What were the messages from Washington? From Democrats and Republicans alike, even the most fiscally conservative ones, the message was the same: science is good, the support for science should increase, and we are the least of anybody’s concerns. The House is championing the cause of science, with three full-fledged physicists in Congress and a Speaker who has said “science” multiple times in the same speech (in quick succession). In the Senate, the champions are not clear. With the retirement of Senator Domenici, there is no clear Achilles who will wield science in the face even of other priorities. Science advocacy agencies and scientists alike are seeking a champion.

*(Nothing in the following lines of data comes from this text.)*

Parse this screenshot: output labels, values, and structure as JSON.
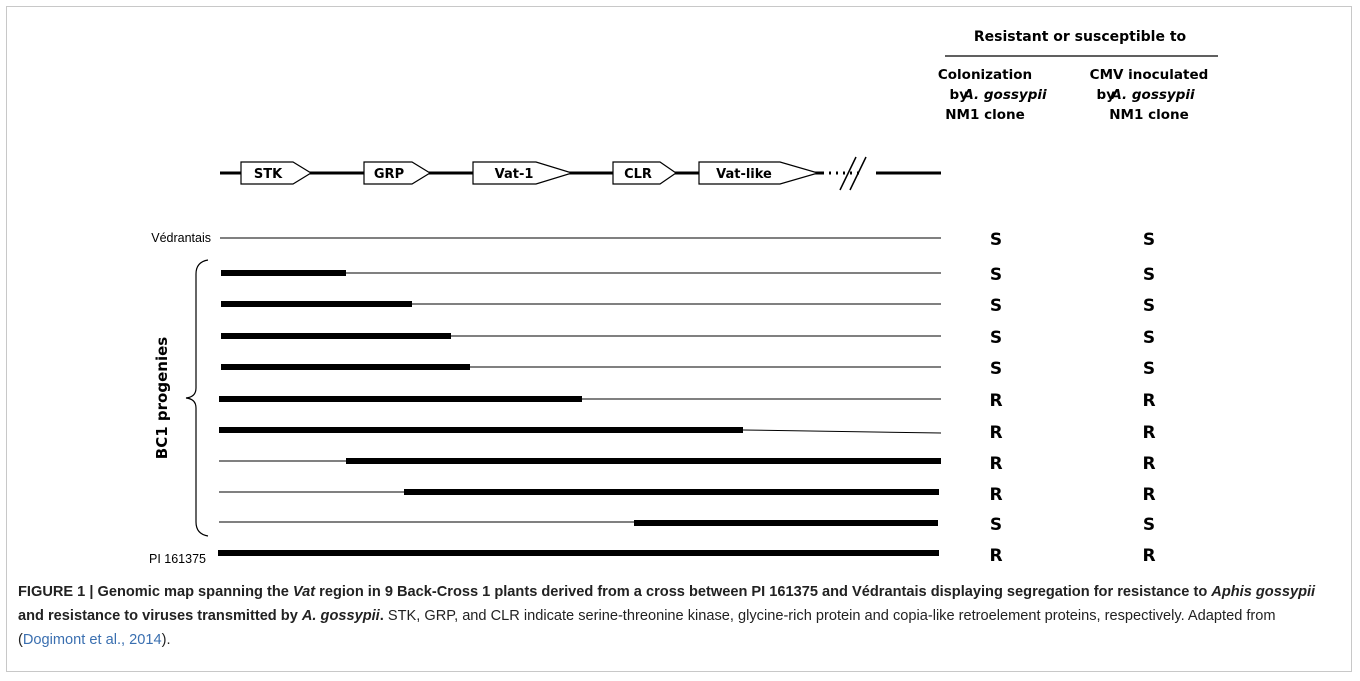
{
  "header": {
    "group_title": "Resistant or susceptible to",
    "col1": [
      "Colonization",
      "by",
      "A. gossypii",
      "NM1 clone"
    ],
    "col2": [
      "CMV inoculated",
      "by",
      "A. gossypii",
      "NM1 clone"
    ]
  },
  "genes": [
    {
      "label": "STK"
    },
    {
      "label": "GRP"
    },
    {
      "label": "Vat-1"
    },
    {
      "label": "CLR"
    },
    {
      "label": "Vat-like"
    }
  ],
  "bracket_label": "BC1 progenies",
  "rows": [
    {
      "label": "Védrantais",
      "thick": "none",
      "col1": "S",
      "col2": "S"
    },
    {
      "label": "",
      "thick": "left",
      "col1": "S",
      "col2": "S"
    },
    {
      "label": "",
      "thick": "left",
      "col1": "S",
      "col2": "S"
    },
    {
      "label": "",
      "thick": "left",
      "col1": "S",
      "col2": "S"
    },
    {
      "label": "",
      "thick": "left",
      "col1": "S",
      "col2": "S"
    },
    {
      "label": "",
      "thick": "left",
      "col1": "R",
      "col2": "R"
    },
    {
      "label": "",
      "thick": "left",
      "col1": "R",
      "col2": "R"
    },
    {
      "label": "",
      "thick": "right",
      "col1": "R",
      "col2": "R"
    },
    {
      "label": "",
      "thick": "right",
      "col1": "R",
      "col2": "R"
    },
    {
      "label": "",
      "thick": "right",
      "col1": "S",
      "col2": "S"
    },
    {
      "label": "PI 161375",
      "thick": "full",
      "col1": "R",
      "col2": "R"
    }
  ],
  "caption": {
    "fig_label": "FIGURE 1 | ",
    "title_1": "Genomic map spanning the ",
    "title_vat": "Vat",
    "title_2": " region in 9 Back-Cross 1 plants derived from a cross between PI 161375 and Védrantais displaying segregation for resistance to ",
    "title_aphis": "Aphis gossypii",
    "title_3": " and resistance to viruses transmitted by ",
    "title_ag": "A. gossypii",
    "title_4": ".",
    "body": " STK, GRP, and CLR indicate serine-threonine kinase, glycine-rich protein and copia-like retroelement proteins, respectively. Adapted from (",
    "citation": "Dogimont et al., 2014",
    "end": ")."
  }
}
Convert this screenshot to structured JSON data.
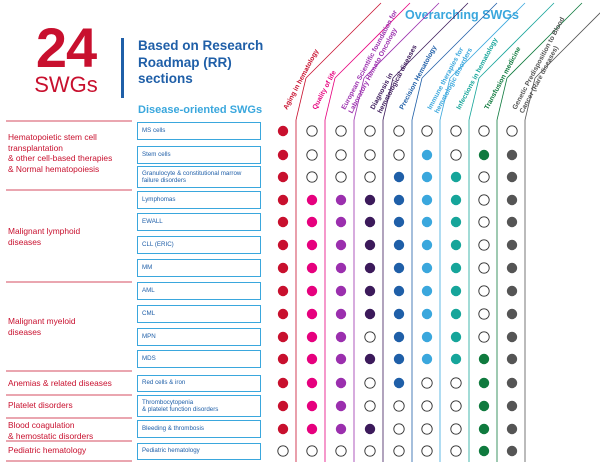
{
  "header": {
    "big_number": "24",
    "big_label": "SWGs",
    "rr_title": "Based on Research Roadmap (RR) sections",
    "overarching_title": "Overarching SWGs",
    "disease_title": "Disease-oriented SWGs"
  },
  "columns": [
    {
      "label": "Aging in hematology",
      "color": "#c8102e"
    },
    {
      "label": "Quality of life",
      "color": "#e6007e"
    },
    {
      "label": "European Scientific foundation for Laboratory Hemato Oncology",
      "color": "#9b2fae"
    },
    {
      "label": "Diagnosis in hematological diseases",
      "color": "#3c1a5b"
    },
    {
      "label": "Precision Hematology",
      "color": "#1f5fa8"
    },
    {
      "label": "Immune therapies for hematologic disorders",
      "color": "#3aa7dd"
    },
    {
      "label": "Infections in hematology",
      "color": "#16a59a"
    },
    {
      "label": "Transfusion medicine",
      "color": "#0f7a3e"
    },
    {
      "label": "Genetic Predisposition to Blood Cancer (Rare diseases)",
      "color": "#555555"
    }
  ],
  "groups": [
    {
      "label": "Hematopoietic stem cell transplantation\n& other cell-based therapies\n& Normal hematopoiesis"
    },
    {
      "label": "Malignant lymphoid\ndiseases"
    },
    {
      "label": "Malignant myeloid\ndiseases"
    },
    {
      "label": "Anemias & related diseases"
    },
    {
      "label": "Platelet disorders"
    },
    {
      "label": "Blood coagulation\n& hemostatic disorders"
    },
    {
      "label": "Pediatric hematology"
    }
  ],
  "rows": [
    {
      "label": "MS cells",
      "group": 0,
      "cells": [
        1,
        0,
        0,
        0,
        0,
        0,
        0,
        0,
        0
      ]
    },
    {
      "label": "Stem cells",
      "group": 0,
      "cells": [
        1,
        0,
        0,
        0,
        0,
        1,
        0,
        1,
        1
      ]
    },
    {
      "label": "Granulocyte & constitutional marrow\nfailure disorders",
      "group": 0,
      "cells": [
        1,
        0,
        0,
        0,
        1,
        1,
        1,
        0,
        1
      ]
    },
    {
      "label": "Lymphomas",
      "group": 1,
      "cells": [
        1,
        1,
        1,
        1,
        1,
        1,
        1,
        0,
        1
      ]
    },
    {
      "label": "EWALL",
      "group": 1,
      "cells": [
        1,
        1,
        1,
        1,
        1,
        1,
        1,
        0,
        1
      ]
    },
    {
      "label": "CLL (ERIC)",
      "group": 1,
      "cells": [
        1,
        1,
        1,
        1,
        1,
        1,
        1,
        0,
        1
      ]
    },
    {
      "label": "MM",
      "group": 1,
      "cells": [
        1,
        1,
        1,
        1,
        1,
        1,
        1,
        0,
        1
      ]
    },
    {
      "label": "AML",
      "group": 2,
      "cells": [
        1,
        1,
        1,
        1,
        1,
        1,
        1,
        0,
        1
      ]
    },
    {
      "label": "CML",
      "group": 2,
      "cells": [
        1,
        1,
        1,
        1,
        1,
        1,
        1,
        0,
        1
      ]
    },
    {
      "label": "MPN",
      "group": 2,
      "cells": [
        1,
        1,
        1,
        0,
        1,
        1,
        1,
        0,
        1
      ]
    },
    {
      "label": "MDS",
      "group": 2,
      "cells": [
        1,
        1,
        1,
        1,
        1,
        1,
        1,
        1,
        1
      ]
    },
    {
      "label": "Red cells & iron",
      "group": 3,
      "cells": [
        1,
        1,
        1,
        0,
        1,
        0,
        0,
        1,
        1
      ]
    },
    {
      "label": "Thrombocytopenia\n& platelet function disorders",
      "group": 4,
      "cells": [
        1,
        1,
        1,
        0,
        0,
        0,
        0,
        1,
        1
      ]
    },
    {
      "label": "Bleeding & thrombosis",
      "group": 5,
      "cells": [
        1,
        1,
        1,
        1,
        0,
        0,
        0,
        1,
        1
      ]
    },
    {
      "label": "Pediatric hematology",
      "group": 6,
      "cells": [
        0,
        0,
        0,
        0,
        0,
        0,
        0,
        1,
        1
      ]
    }
  ]
}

From the President’s budget office there is also optimism, but caution. With the huge injection of money into the scientific agencies through both the Recovery Act and the FY09 Appropriations, the agencies are overwhelmed and there seems little interest in cranking the budget upwards again in FY10 until all that recovery money flushes through the system. The House wants increases in FY10, but the President will probably keep things flat until FY11, when Recovery Act money is gone. The Senate will not act until the President details his budget.
There is a small storm on the horizon, however. In a sense, this was an easy year – lots of money, lots of optimism. But next year, there is a challenge. The Congress will likely awake to the fact that they cannot payoff the huge mortgage on the future made in this year, unless the economy really starts to turn around. That means belt-tightening in all the agencies, and likely science could suffer stagnation. Whether that derails projects now ramping under a positive climate, we will see.

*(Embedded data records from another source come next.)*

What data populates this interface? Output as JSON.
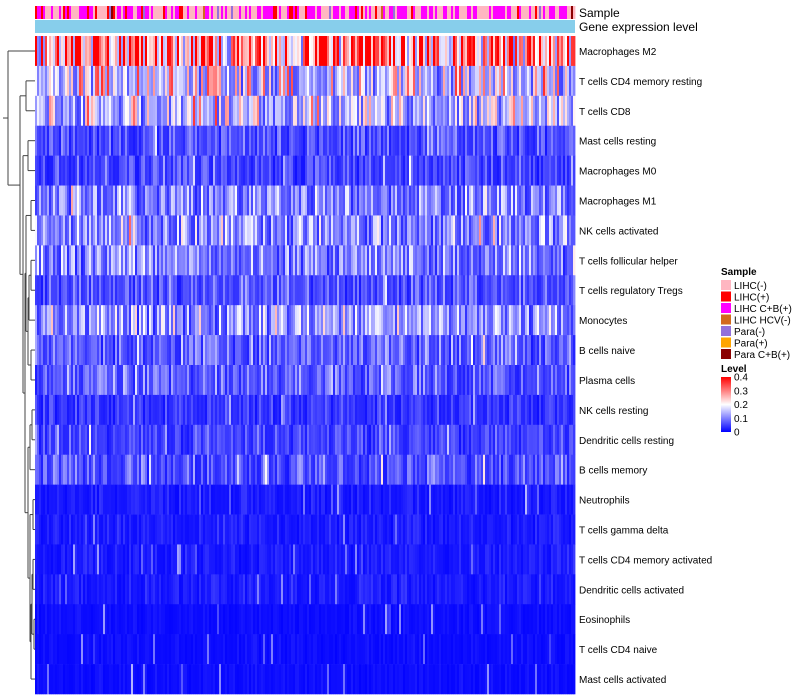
{
  "chart_data": {
    "type": "heatmap",
    "title": "",
    "annotation_tracks": [
      "Sample",
      "Gene expression level"
    ],
    "rows": [
      "Macrophages M2",
      "T cells CD4 memory resting",
      "T cells CD8",
      "Mast cells resting",
      "Macrophages M0",
      "Macrophages M1",
      "NK cells activated",
      "T cells follicular helper",
      "T cells regulatory  Tregs",
      "Monocytes",
      "B cells naive",
      "Plasma cells",
      "NK cells resting",
      "Dendritic cells resting",
      "B cells memory",
      "Neutrophils",
      "T cells gamma delta",
      "T cells CD4 memory activated",
      "Dendritic cells activated",
      "Eosinophils",
      "T cells CD4 naive",
      "Mast cells activated"
    ],
    "row_mean_level": [
      0.3,
      0.16,
      0.15,
      0.06,
      0.05,
      0.09,
      0.1,
      0.09,
      0.06,
      0.11,
      0.07,
      0.07,
      0.04,
      0.05,
      0.06,
      0.02,
      0.02,
      0.02,
      0.02,
      0.01,
      0.01,
      0.01
    ],
    "legend_sample": {
      "title": "Sample",
      "entries": [
        {
          "label": "LIHC(-)",
          "color": "#ffb6c1"
        },
        {
          "label": "LIHC(+)",
          "color": "#ff0000"
        },
        {
          "label": "LIHC C+B(+)",
          "color": "#ff00ff"
        },
        {
          "label": "LIHC HCV(-)",
          "color": "#d2691e"
        },
        {
          "label": "Para(-)",
          "color": "#9370db"
        },
        {
          "label": "Para(+)",
          "color": "#ffa500"
        },
        {
          "label": "Para C+B(+)",
          "color": "#8b0000"
        }
      ]
    },
    "legend_level": {
      "title": "Level",
      "ticks": [
        "0.4",
        "0.3",
        "0.2",
        "0.1",
        "0"
      ],
      "range": [
        0,
        0.4
      ],
      "colors": [
        "#0000ff",
        "#ffffff",
        "#ff0000"
      ]
    },
    "gene_expression_color": "#87ceeb",
    "sample_mix": [
      0.5,
      0.08,
      0.38,
      0.01,
      0.02,
      0.005,
      0.005
    ]
  }
}
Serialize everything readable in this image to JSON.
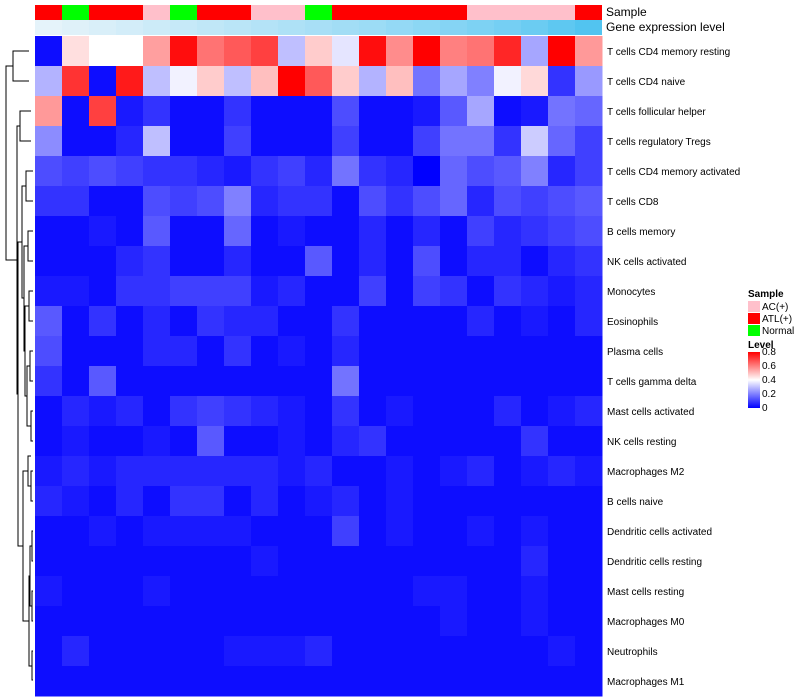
{
  "chart_data": {
    "type": "heatmap",
    "annotation_tracks": [
      {
        "name": "Sample",
        "label": "Sample"
      },
      {
        "name": "Gene expression level",
        "label": "Gene expression level"
      }
    ],
    "sample_groups": [
      "ATL(+)",
      "Normal",
      "ATL(+)",
      "ATL(+)",
      "AC(+)",
      "Normal",
      "ATL(+)",
      "ATL(+)",
      "AC(+)",
      "AC(+)",
      "Normal",
      "ATL(+)",
      "ATL(+)",
      "ATL(+)",
      "ATL(+)",
      "ATL(+)",
      "AC(+)",
      "AC(+)",
      "AC(+)",
      "AC(+)",
      "ATL(+)"
    ],
    "gene_expression_level": [
      0.02,
      0.06,
      0.1,
      0.14,
      0.18,
      0.22,
      0.26,
      0.3,
      0.34,
      0.38,
      0.42,
      0.46,
      0.5,
      0.55,
      0.6,
      0.65,
      0.7,
      0.75,
      0.82,
      0.9,
      0.98
    ],
    "rows": [
      "T cells CD4 memory resting",
      "T cells CD4 naive",
      "T cells follicular helper",
      "T cells regulatory  Tregs",
      "T cells CD4 memory activated",
      "T cells CD8",
      "B cells memory",
      "NK cells activated",
      "Monocytes",
      "Eosinophils",
      "Plasma cells",
      "T cells gamma delta",
      "Mast cells activated",
      "NK cells resting",
      "Macrophages M2",
      "B cells naive",
      "Dendritic cells activated",
      "Dendritic cells resting",
      "Mast cells resting",
      "Macrophages M0",
      "Neutrophils",
      "Macrophages M1"
    ],
    "values": [
      [
        0.02,
        0.45,
        0.4,
        0.4,
        0.55,
        0.78,
        0.62,
        0.66,
        0.7,
        0.3,
        0.48,
        0.36,
        0.78,
        0.58,
        0.8,
        0.6,
        0.62,
        0.74,
        0.26,
        0.82,
        0.56
      ],
      [
        0.28,
        0.72,
        0.02,
        0.76,
        0.3,
        0.38,
        0.48,
        0.3,
        0.5,
        0.8,
        0.66,
        0.48,
        0.28,
        0.5,
        0.18,
        0.26,
        0.2,
        0.38,
        0.46,
        0.08,
        0.24
      ],
      [
        0.56,
        0.02,
        0.7,
        0.04,
        0.08,
        0.02,
        0.02,
        0.08,
        0.02,
        0.02,
        0.02,
        0.12,
        0.02,
        0.02,
        0.04,
        0.14,
        0.26,
        0.02,
        0.04,
        0.18,
        0.16
      ],
      [
        0.22,
        0.02,
        0.02,
        0.06,
        0.3,
        0.02,
        0.02,
        0.1,
        0.02,
        0.02,
        0.02,
        0.1,
        0.02,
        0.02,
        0.1,
        0.18,
        0.18,
        0.08,
        0.32,
        0.16,
        0.1
      ],
      [
        0.12,
        0.1,
        0.12,
        0.1,
        0.08,
        0.08,
        0.06,
        0.04,
        0.08,
        0.1,
        0.06,
        0.18,
        0.08,
        0.06,
        0.0,
        0.16,
        0.12,
        0.14,
        0.2,
        0.06,
        0.1
      ],
      [
        0.08,
        0.08,
        0.02,
        0.02,
        0.12,
        0.1,
        0.12,
        0.2,
        0.06,
        0.08,
        0.08,
        0.02,
        0.12,
        0.08,
        0.12,
        0.16,
        0.06,
        0.12,
        0.1,
        0.12,
        0.14
      ],
      [
        0.02,
        0.02,
        0.04,
        0.02,
        0.14,
        0.02,
        0.02,
        0.16,
        0.02,
        0.04,
        0.02,
        0.02,
        0.06,
        0.02,
        0.06,
        0.02,
        0.1,
        0.06,
        0.08,
        0.1,
        0.12
      ],
      [
        0.02,
        0.02,
        0.02,
        0.06,
        0.08,
        0.02,
        0.02,
        0.06,
        0.02,
        0.02,
        0.14,
        0.02,
        0.06,
        0.02,
        0.12,
        0.02,
        0.06,
        0.06,
        0.02,
        0.06,
        0.08
      ],
      [
        0.04,
        0.04,
        0.02,
        0.08,
        0.08,
        0.1,
        0.1,
        0.1,
        0.04,
        0.06,
        0.02,
        0.02,
        0.1,
        0.02,
        0.1,
        0.08,
        0.02,
        0.08,
        0.06,
        0.04,
        0.06
      ],
      [
        0.14,
        0.02,
        0.08,
        0.02,
        0.06,
        0.02,
        0.08,
        0.06,
        0.06,
        0.02,
        0.02,
        0.08,
        0.02,
        0.02,
        0.02,
        0.02,
        0.06,
        0.02,
        0.04,
        0.02,
        0.06
      ],
      [
        0.12,
        0.02,
        0.02,
        0.02,
        0.06,
        0.06,
        0.02,
        0.08,
        0.02,
        0.04,
        0.02,
        0.06,
        0.02,
        0.02,
        0.02,
        0.02,
        0.02,
        0.02,
        0.02,
        0.02,
        0.02
      ],
      [
        0.08,
        0.02,
        0.14,
        0.02,
        0.02,
        0.02,
        0.02,
        0.02,
        0.02,
        0.02,
        0.02,
        0.18,
        0.02,
        0.02,
        0.02,
        0.02,
        0.02,
        0.02,
        0.02,
        0.02,
        0.02
      ],
      [
        0.02,
        0.06,
        0.04,
        0.06,
        0.02,
        0.08,
        0.1,
        0.08,
        0.06,
        0.04,
        0.02,
        0.08,
        0.02,
        0.04,
        0.02,
        0.02,
        0.02,
        0.06,
        0.02,
        0.04,
        0.06
      ],
      [
        0.02,
        0.04,
        0.02,
        0.02,
        0.04,
        0.02,
        0.14,
        0.02,
        0.02,
        0.04,
        0.02,
        0.06,
        0.08,
        0.02,
        0.02,
        0.02,
        0.02,
        0.02,
        0.08,
        0.02,
        0.02
      ],
      [
        0.04,
        0.06,
        0.04,
        0.06,
        0.06,
        0.06,
        0.06,
        0.06,
        0.06,
        0.04,
        0.06,
        0.02,
        0.02,
        0.04,
        0.02,
        0.04,
        0.06,
        0.02,
        0.04,
        0.06,
        0.04
      ],
      [
        0.06,
        0.04,
        0.02,
        0.06,
        0.02,
        0.08,
        0.08,
        0.02,
        0.06,
        0.02,
        0.04,
        0.06,
        0.02,
        0.04,
        0.02,
        0.02,
        0.02,
        0.02,
        0.02,
        0.02,
        0.02
      ],
      [
        0.02,
        0.02,
        0.04,
        0.02,
        0.04,
        0.04,
        0.04,
        0.04,
        0.02,
        0.02,
        0.02,
        0.1,
        0.02,
        0.04,
        0.02,
        0.02,
        0.04,
        0.02,
        0.04,
        0.02,
        0.02
      ],
      [
        0.02,
        0.02,
        0.02,
        0.02,
        0.02,
        0.02,
        0.02,
        0.02,
        0.04,
        0.02,
        0.02,
        0.02,
        0.02,
        0.02,
        0.02,
        0.02,
        0.02,
        0.02,
        0.06,
        0.02,
        0.02
      ],
      [
        0.04,
        0.02,
        0.02,
        0.02,
        0.04,
        0.02,
        0.02,
        0.02,
        0.02,
        0.02,
        0.02,
        0.02,
        0.02,
        0.02,
        0.04,
        0.04,
        0.02,
        0.02,
        0.04,
        0.02,
        0.02
      ],
      [
        0.02,
        0.02,
        0.02,
        0.02,
        0.02,
        0.02,
        0.02,
        0.02,
        0.02,
        0.02,
        0.02,
        0.02,
        0.02,
        0.02,
        0.02,
        0.04,
        0.02,
        0.02,
        0.04,
        0.02,
        0.02
      ],
      [
        0.02,
        0.06,
        0.02,
        0.02,
        0.02,
        0.02,
        0.02,
        0.04,
        0.04,
        0.04,
        0.06,
        0.02,
        0.02,
        0.02,
        0.02,
        0.02,
        0.02,
        0.02,
        0.02,
        0.04,
        0.02
      ],
      [
        0.02,
        0.02,
        0.02,
        0.02,
        0.02,
        0.02,
        0.02,
        0.02,
        0.02,
        0.02,
        0.02,
        0.02,
        0.02,
        0.02,
        0.02,
        0.02,
        0.02,
        0.02,
        0.02,
        0.02,
        0.02
      ]
    ],
    "legend": {
      "sample": {
        "title": "Sample",
        "items": [
          {
            "label": "AC(+)",
            "color": "#FFC0CB"
          },
          {
            "label": "ATL(+)",
            "color": "#FF0000"
          },
          {
            "label": "Normal",
            "color": "#00FF00"
          }
        ]
      },
      "level": {
        "title": "Level",
        "ticks": [
          0.8,
          0.6,
          0.4,
          0.2,
          0
        ],
        "tick_labels": [
          "0.8",
          "0.6",
          "0.4",
          "0.2",
          "0"
        ],
        "range": [
          0,
          0.8
        ]
      }
    },
    "colors": {
      "low": "#0000FF",
      "mid": "#FFFFFF",
      "high": "#FF0000",
      "expr_low": "#E8F4FA",
      "expr_high": "#4FC3F0"
    }
  }
}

There is a deeper problem, however: science agencies. There is an observation in Congress that the field is not sending its best and brightest to the agencies to serve for 5-10 years. They recognize that there are few avenues for such a thing to occur – historically, such service is discouraged by university and colleague treatment of the “seriousness” of such individuals in their commitment to science. One strong advocate for science support in the House even went so far as to say that this is going to destroy our field, unless we find a way to send our best to Washington for 5-10 years to work with the scientists and evolve science policy.

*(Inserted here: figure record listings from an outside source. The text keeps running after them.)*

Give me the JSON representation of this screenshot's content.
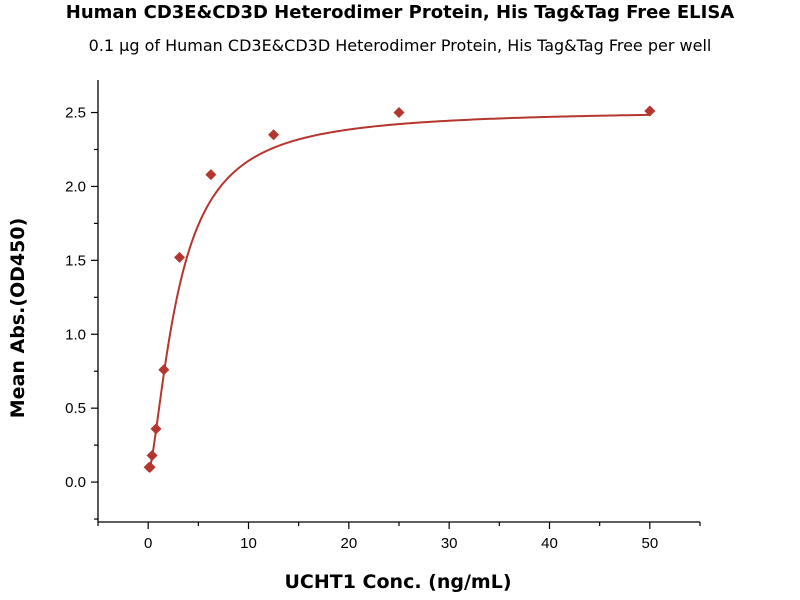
{
  "chart_data": {
    "type": "scatter",
    "title": "Human CD3E&CD3D Heterodimer Protein, His Tag&Tag Free ELISA",
    "subtitle": "0.1 μg of Human CD3E&CD3D Heterodimer Protein, His Tag&Tag Free per well",
    "xlabel": "UCHT1 Conc. (ng/mL)",
    "ylabel": "Mean Abs.(OD450)",
    "xlim": [
      -5,
      55
    ],
    "ylim": [
      -0.27,
      2.72
    ],
    "xticks": [
      0,
      10,
      20,
      30,
      40,
      50
    ],
    "yticks": [
      0.0,
      0.5,
      1.0,
      1.5,
      2.0,
      2.5
    ],
    "ytick_labels": [
      "0.0",
      "0.5",
      "1.0",
      "1.5",
      "2.0",
      "2.5"
    ],
    "grid": false,
    "legend": "none",
    "marker": "diamond",
    "color": "#b5362f",
    "series": [
      {
        "x": [
          0.098,
          0.195,
          0.391,
          0.781,
          1.5625,
          3.125,
          6.25,
          12.5,
          25,
          50
        ],
        "y": [
          0.1,
          0.1,
          0.18,
          0.36,
          0.76,
          1.52,
          2.08,
          2.35,
          2.5,
          2.51
        ]
      }
    ],
    "fit_curve": {
      "type": "four-parameter-logistic",
      "bottom": 0.06,
      "top": 2.52,
      "ec50": 3.0,
      "hill": 1.5
    }
  }
}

There is a shorter-term problem for science agencies: general staffing. They are short-handed in some cases by 50% and dealing with 200% more money than usual thanks to the Recovery Act. They are under such pressure to deliver the money, both from the top and the bottom, that they are acting with deliberate caution.
This may be a good year for science, but there are cracks and they lead to the future. The amount of money in the system is showing the weaknesses of the system. The Congress may back off the throttle next year in the face of growing deficits, if we don’t remind them about how important science is to the national economy. The agencies may wilt under the weight of all this money, and God forbid it is badly managed in any way. The agencies need people with a deep and abiding interest in the health and breadth of the field to step in and serve their country, but those people need to know they are welcome back in the community once they are done. We face more challenges now than ever, and money isn’t going to solve those problems.
But it helps to start solving all those other problems. After all, without actual funded research there is no policy worth writing.